Over the recent years, we have seen the adoption of Cloud, even in Data and Analytics, accelerate. There is no dearth of reasons why everyone loves the Cloud, including, but not limited to, the greatly increased speed-to-market compared to what could be achieved on-premise, readily available security and disaster recovery tools, and the relative ease of portability.
Most organizations are recognizing that there is not necessarily an immediate cost savings on the Cloud, but this can change over time. There is also a significant difference in the cost of Cloud in the application space versus in data and analytics. In the case of Cloud cost for applications, the workload, demand on the system, growth projection and forecasts are fairly deterministic and linear, and therefore, our ability to understand and model the costs over time should be quite straight forward. On the other hand, when it comes to data and analytics, the workloads are highly variable and much more difficult to predict, which makes it much harder to model, estimate, and control costs on Cloud in the data and analytics realm.
In this video, Darren Edery, CEO, Adastra Corporation, focuses primarily on the two biggest potential advantages of the Cloud for Data and Analytics – Cost Savings & Structure and how it relates to Flexibility and Elasticity.
Data and Analytics on the Cloud
The Old Versus New Paradigm
In the world of on-premise, you would essentially buy fixed capacity at a fixed cost, and consequently, the higher your utilization, the more value or perceived value you could extract from your investment. In contrast, when it comes to data and analytics on the Cloud, the capacity and costs are variable, analogous to a pay-as-you-go model. Each use has an incremental cost, so there is an incentive to minimize use.
Where on-prem, workloads/queries up to the maximum capacity of your server were essentially free or paid up and so any workload/query within that capacity was run regardless of its business value, on the Cloud, every query/workload has an incremental cost so the decision to run any optional workloads should ideally be linked to business value and positive ROI.
Consequently, in the on-prem realm, there was little incentive to write efficient code or do performance optimization, however, on the cloud, the cost variability between inefficient and highly efficient queries and processes can be 1000x or more, so the need and ability to optimize and write efficient code becomes dramatically more important.
Another difference is that while development costs were essentially decoupled from compute resources on-prem, on the Cloud both these costs need to be considered to assess the total cost of development efforts, making the calculation more complicated. Finally, while in the on-prem world, old workloads were rarely decommissioned, unused/orphaned Virtual Machines or workloads that persist on the Cloud can keep running your bills up.

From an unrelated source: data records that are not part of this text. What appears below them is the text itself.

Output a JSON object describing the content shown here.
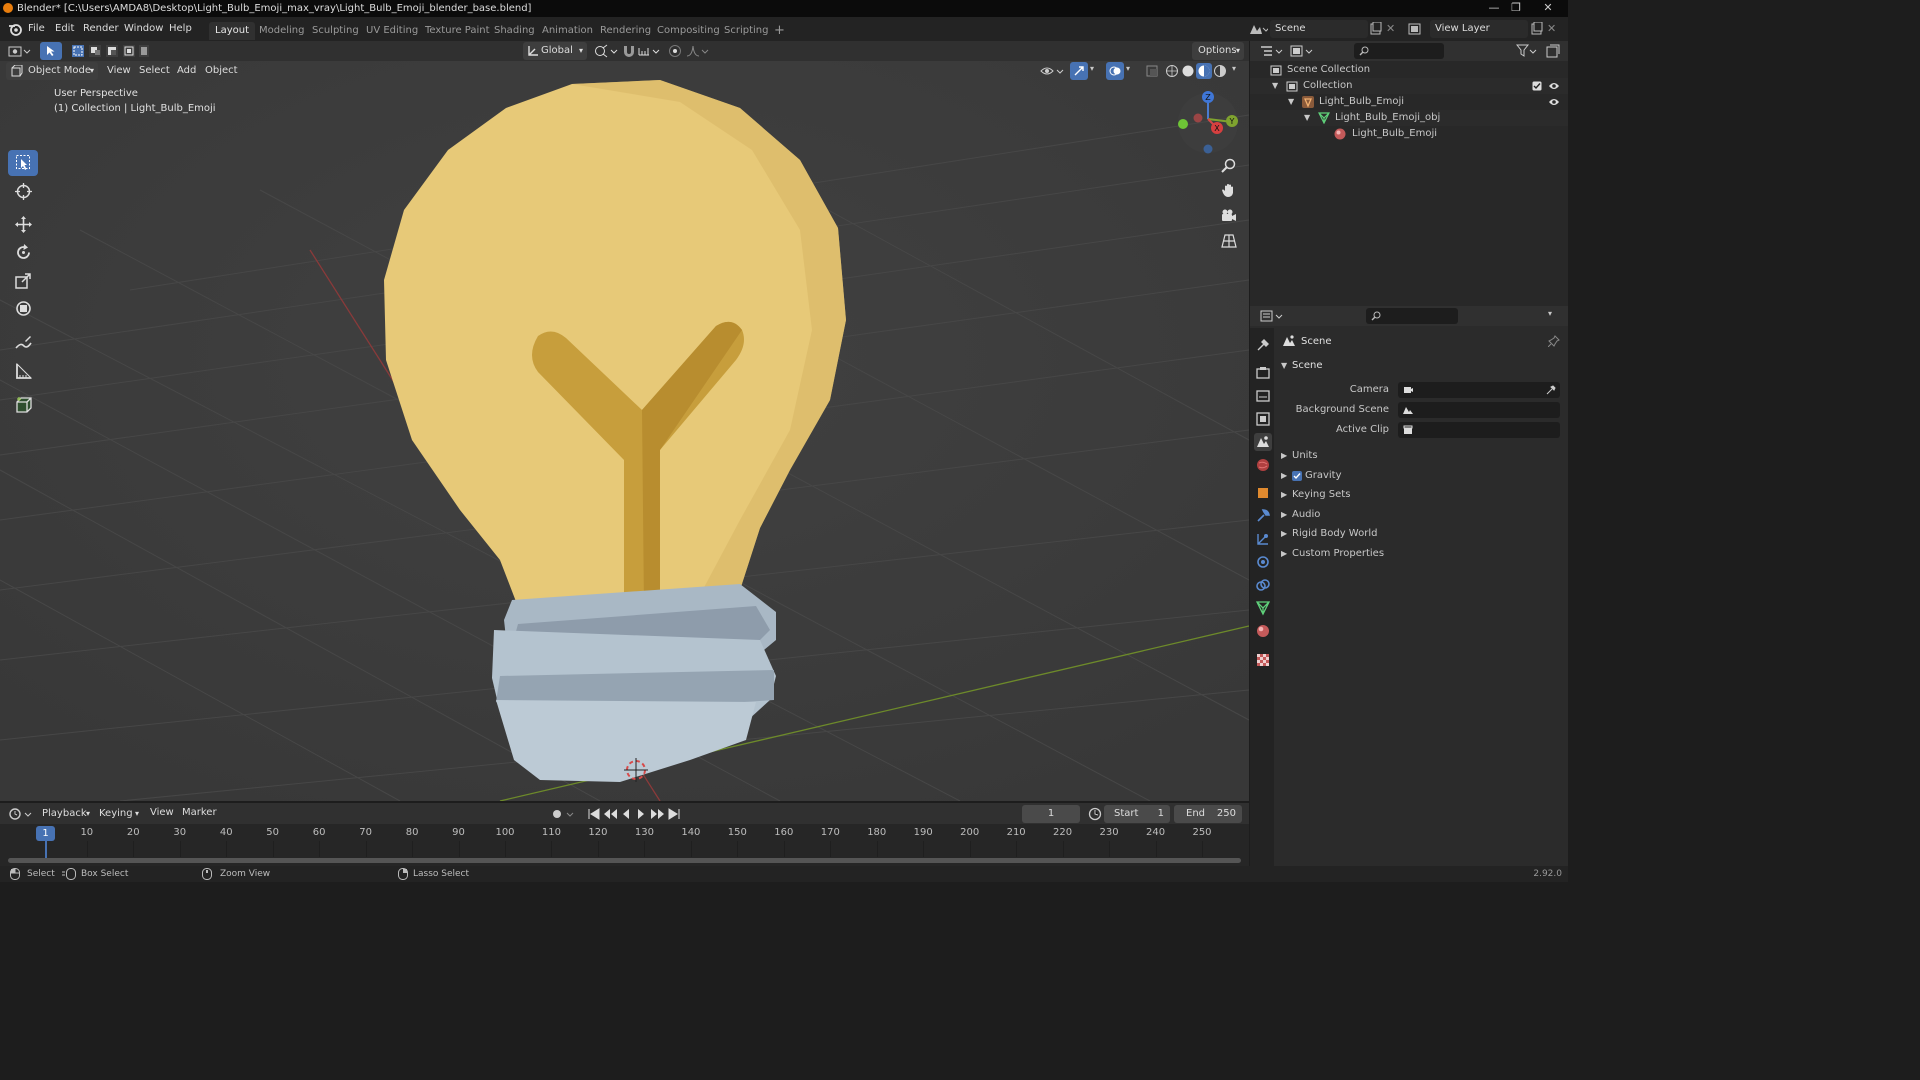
{
  "window": {
    "title": "Blender* [C:\\Users\\AMDA8\\Desktop\\Light_Bulb_Emoji_max_vray\\Light_Bulb_Emoji_blender_base.blend]",
    "minimize": "—",
    "maximize": "❐",
    "close": "✕"
  },
  "menubar": {
    "items": [
      "File",
      "Edit",
      "Render",
      "Window",
      "Help"
    ],
    "workspaces": [
      "Layout",
      "Modeling",
      "Sculpting",
      "UV Editing",
      "Texture Paint",
      "Shading",
      "Animation",
      "Rendering",
      "Compositing",
      "Scripting"
    ],
    "active_workspace": "Layout",
    "add_workspace": "+",
    "scene_name": "Scene",
    "view_layer": "View Layer"
  },
  "viewport_header": {
    "transform_orientation": "Global",
    "options_label": "Options",
    "mode": "Object Mode",
    "menus": [
      "View",
      "Select",
      "Add",
      "Object"
    ]
  },
  "viewport": {
    "perspective_label": "User Perspective",
    "collection_label": "(1) Collection | Light_Bulb_Emoji",
    "gizmo_axes": {
      "x": "X",
      "y": "Y",
      "z": "Z"
    },
    "colors": {
      "bulb": "#e7c978",
      "filament": "#c79e3c",
      "base": "#a9b8c5",
      "grid_x": "#8a3a3a",
      "grid_y": "#6d8a2a",
      "background": "#3d3d3d"
    }
  },
  "outliner": {
    "rows": [
      {
        "label": "Scene Collection",
        "level": 0
      },
      {
        "label": "Collection",
        "level": 1
      },
      {
        "label": "Light_Bulb_Emoji",
        "level": 2
      },
      {
        "label": "Light_Bulb_Emoji_obj",
        "level": 3
      },
      {
        "label": "Light_Bulb_Emoji",
        "level": 4
      }
    ]
  },
  "properties": {
    "context_label": "Scene",
    "panel_title": "Scene",
    "fields": [
      {
        "label": "Camera",
        "value": ""
      },
      {
        "label": "Background Scene",
        "value": ""
      },
      {
        "label": "Active Clip",
        "value": ""
      }
    ],
    "sections": [
      {
        "label": "Units",
        "checkbox": false
      },
      {
        "label": "Gravity",
        "checkbox": true
      },
      {
        "label": "Keying Sets",
        "checkbox": false
      },
      {
        "label": "Audio",
        "checkbox": false
      },
      {
        "label": "Rigid Body World",
        "checkbox": false
      },
      {
        "label": "Custom Properties",
        "checkbox": false
      }
    ]
  },
  "timeline": {
    "menus": [
      "Playback",
      "Keying",
      "View",
      "Marker"
    ],
    "current_frame": "1",
    "start_label": "Start",
    "start_value": "1",
    "end_label": "End",
    "end_value": "250",
    "ticks": [
      "1",
      "10",
      "20",
      "30",
      "40",
      "50",
      "60",
      "70",
      "80",
      "90",
      "100",
      "110",
      "120",
      "130",
      "140",
      "150",
      "160",
      "170",
      "180",
      "190",
      "200",
      "210",
      "220",
      "230",
      "240",
      "250"
    ]
  },
  "statusbar": {
    "select": "Select",
    "box_select": "Box Select",
    "zoom_view": "Zoom View",
    "lasso_select": "Lasso Select",
    "version": "2.92.0"
  }
}
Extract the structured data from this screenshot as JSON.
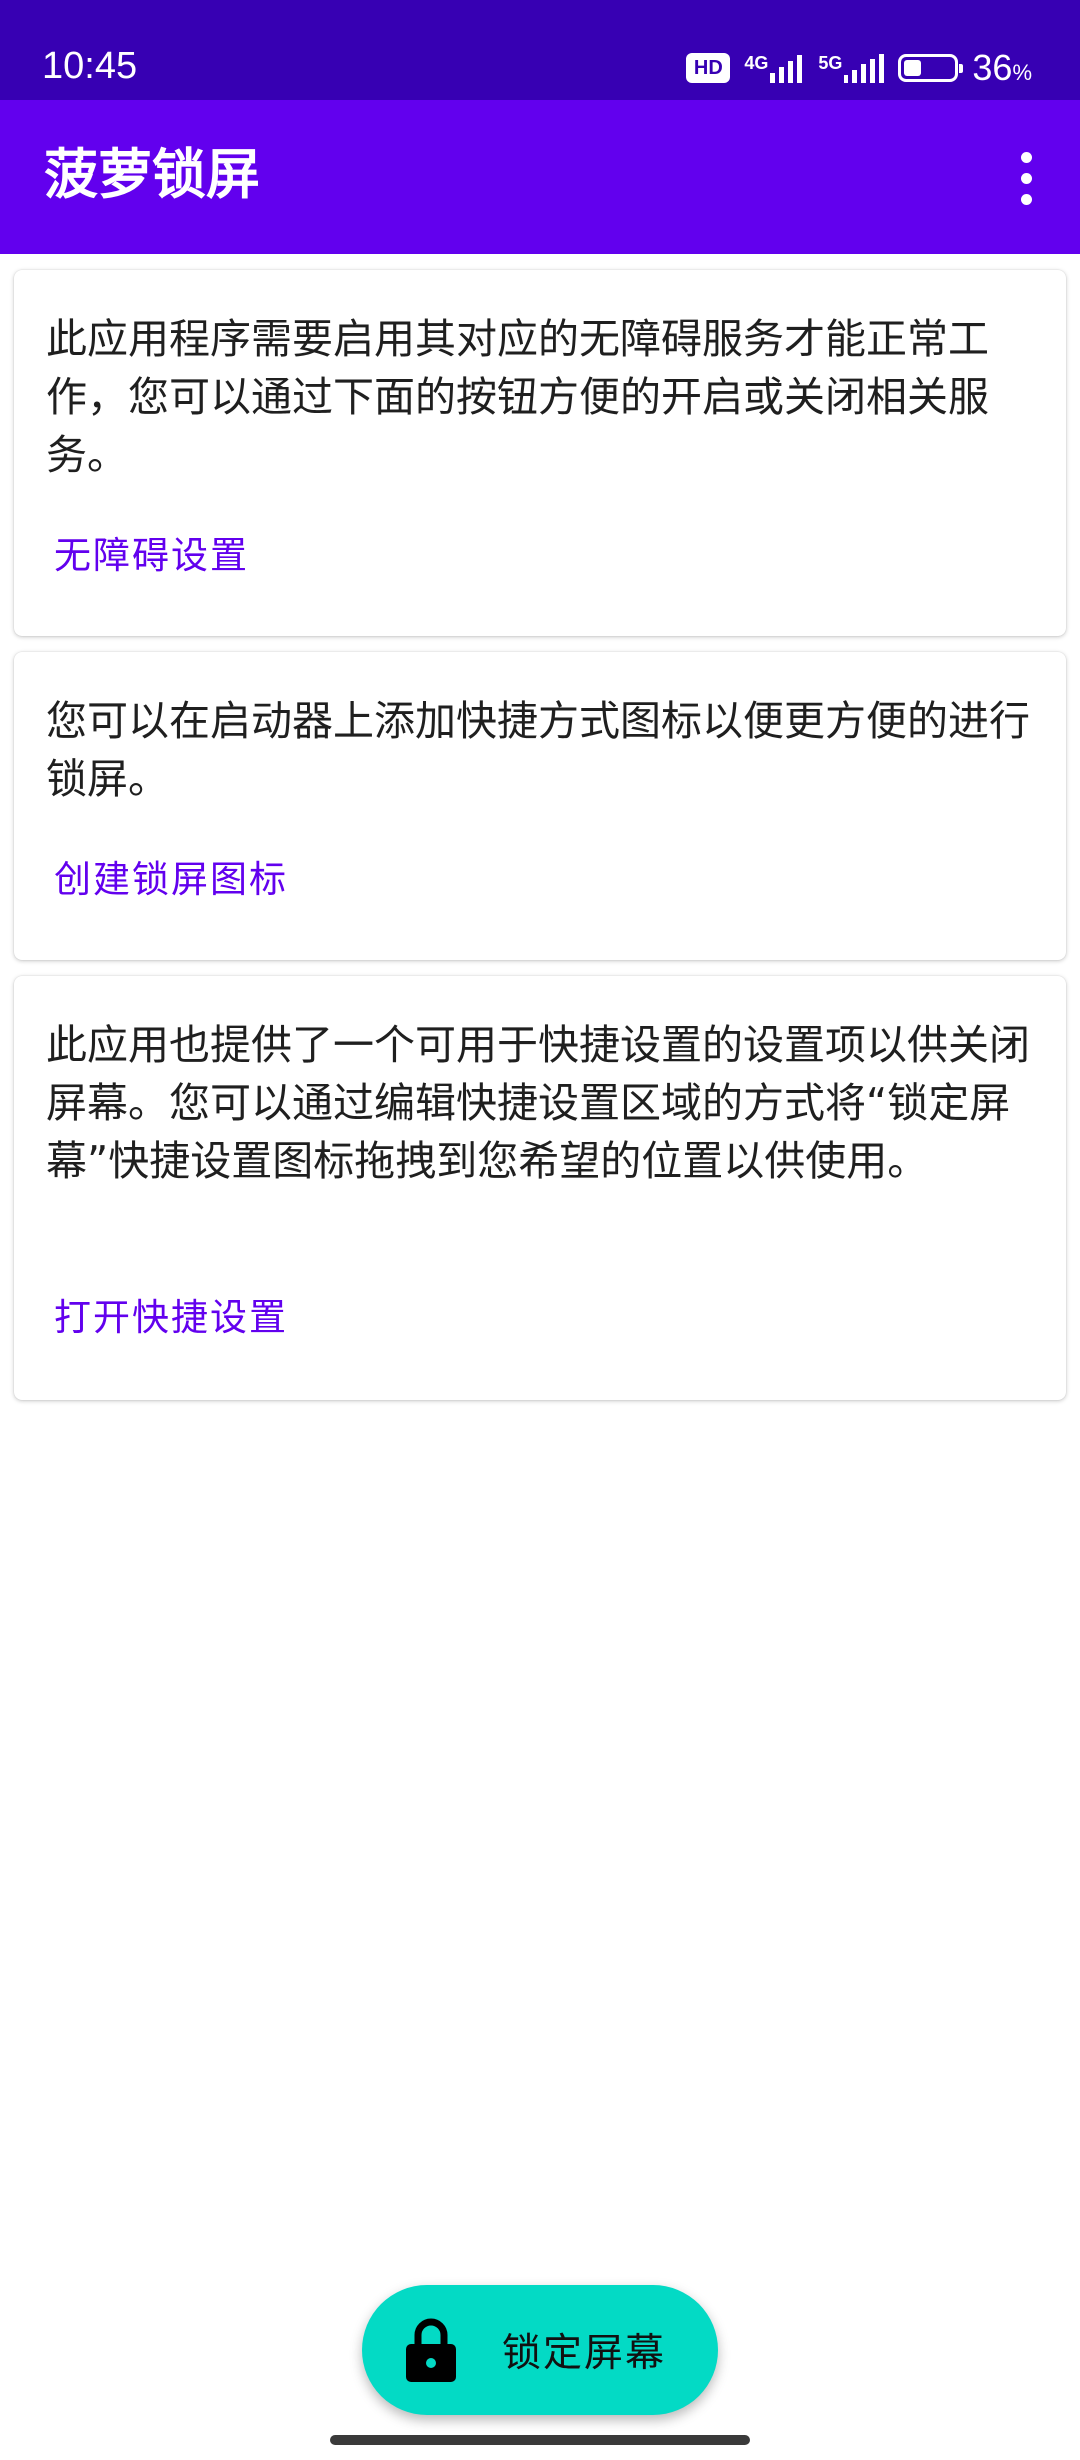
{
  "status_bar": {
    "time": "10:45",
    "hd_badge": "HD",
    "network_1": "4G",
    "network_2": "5G",
    "battery_percent": "36",
    "battery_unit": "%",
    "battery_level": 0.36
  },
  "app_bar": {
    "title": "菠萝锁屏",
    "overflow_icon": "more-vert-icon"
  },
  "cards": [
    {
      "text": "此应用程序需要启用其对应的无障碍服务才能正常工作，您可以通过下面的按钮方便的开启或关闭相关服务。",
      "action": "无障碍设置"
    },
    {
      "text": "您可以在启动器上添加快捷方式图标以便更方便的进行锁屏。",
      "action": "创建锁屏图标"
    },
    {
      "text": "此应用也提供了一个可用于快捷设置的设置项以供关闭屏幕。您可以通过编辑快捷设置区域的方式将“锁定屏幕”快捷设置图标拖拽到您希望的位置以供使用。",
      "action": "打开快捷设置"
    }
  ],
  "fab": {
    "icon": "lock-icon",
    "label": "锁定屏幕"
  },
  "colors": {
    "status_bar": "#3700b3",
    "app_bar": "#6200ee",
    "accent_text": "#6200ee",
    "fab": "#03dac5"
  }
}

Cost Management on the Cloud
While it is in the interest of Cloud platforms to drive consumption and spend, the risk of attrition or losing customers to a competitor acts as a strong incentive to make sure they keep costs commensurate with value. All three major Cloud platforms – Microsoft Azure, Google Cloud Platform (GCP), and Amazon Web Services (AWS) provide out-of-the-box tools for cost tracking, management, and forecasting. However, these generic tools often do not account for business specific use cases, and so they may not always be effective as a standalone cost management solution.
Adastra has partnerships with all three Cloud platforms and based on our knowledge and experience with our customers, we have developed some tools to help organizations effectively control their Cloud costs. In addition to the capabilities available on the Cloud platforms, Adastra provides tools for Automated Query Analysis, which can estimate, in advance, the cost of running a query and based on the cost relative to value, we can evaluate whether query optimization is needed.
Organizations can also define standards for service configuration, such as governing how big a query can be (in bytes) or setting restrictive maximum run times to protect against cost incidents. We also recommend linking resources and services to cost centers to make cost allocation easier for shared resources.
All platforms offer some capability to trade-off elasticity in exchange for better pricing, but these are complex decisions that need to account for the overall benefit of a lower cost vis-à-vis a bigger commitment.
For decision-making on all of these aspects, to respond to cost incident alerts, and to establish processes, best practices, and tools to proactively ensure efficient use of consumption-based resources on the Cloud, Adastra recommends the establishment of a “Cloud Cost Governance Office”.
This video focuses at length on the benefits of the Cloud and the differences between the on-premise and Cloud paradigms, especially in terms of cost structure and flexibility. It also delves into strategies for effective cost management on the Cloud and charts out the role and responsibilities of a “Cloud Cost Governance Office”.